- Type: Semi-automatic pistol
- Place of origin: Japan/China

Service history
- In service: 1944–1945
- Wars: Second Sino-Japanese War, World War II

Production history
- Manufacturer: North China Engineering Co Ltd, Shenyang
- Produced: 1944–1945
- No. built: c. 100

Specifications
- Mass: 1106 g (2 lb 7oz) unloaded
- Length: 235 mm (9.25 in)
- Barrel length: 118 mm (4.65 in)
- Height: 158 mm (6.22 in)
- Cartridge: 8×22mm Nambu
- Caliber: 8 mm
- Action: Short recoil, locked breech
- Feed system: 8–round magazine
- Sights: Blade, V-notch

= North China Type 19 handgun =

The North China Type 19 (北支一九式拳銃) is a military sidearm produced during World War II by the Empire of Japan and China. Produced in China during the final stages of World War II, the North China Type 19 was most likely made in an effort to supply troops based in Manchuria when supply lines from Japan became disrupted by Allied submarines and bombing. Officially approved by the chief of the ordnance bureau, the Type 19 is very scarce with only eleven surviving examples known.

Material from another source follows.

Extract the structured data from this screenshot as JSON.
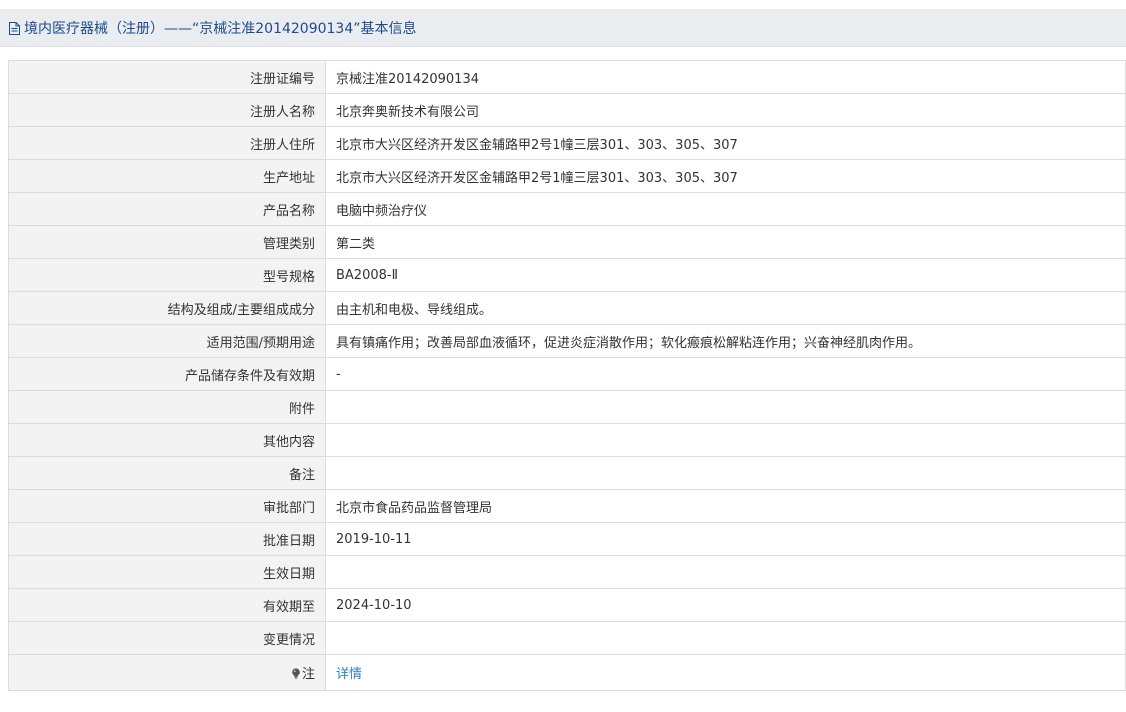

The pistol is a redesign of the Type 14 Nambu pistol but all pertinent ordinance records were lost during World War II.

==Design==
The Type 19 pistol is an adaptation of the Type 14 intended to simplify manufacture and improve the original design. The safety lever was relocated to the left side of the receiver behind the top of the grip panel for easier access. A takedown lever was added on the right side of the receiver forward of the trigger guard to simplify the disassembly process.

==Users==

- Collaborationist Chinese Army
- Empire of Japan: Type 19s used by the China Expeditionary Army in small numbers.
- China: Some Type 19s adopted by the PLA after the North China Engineering Company factory was taken over.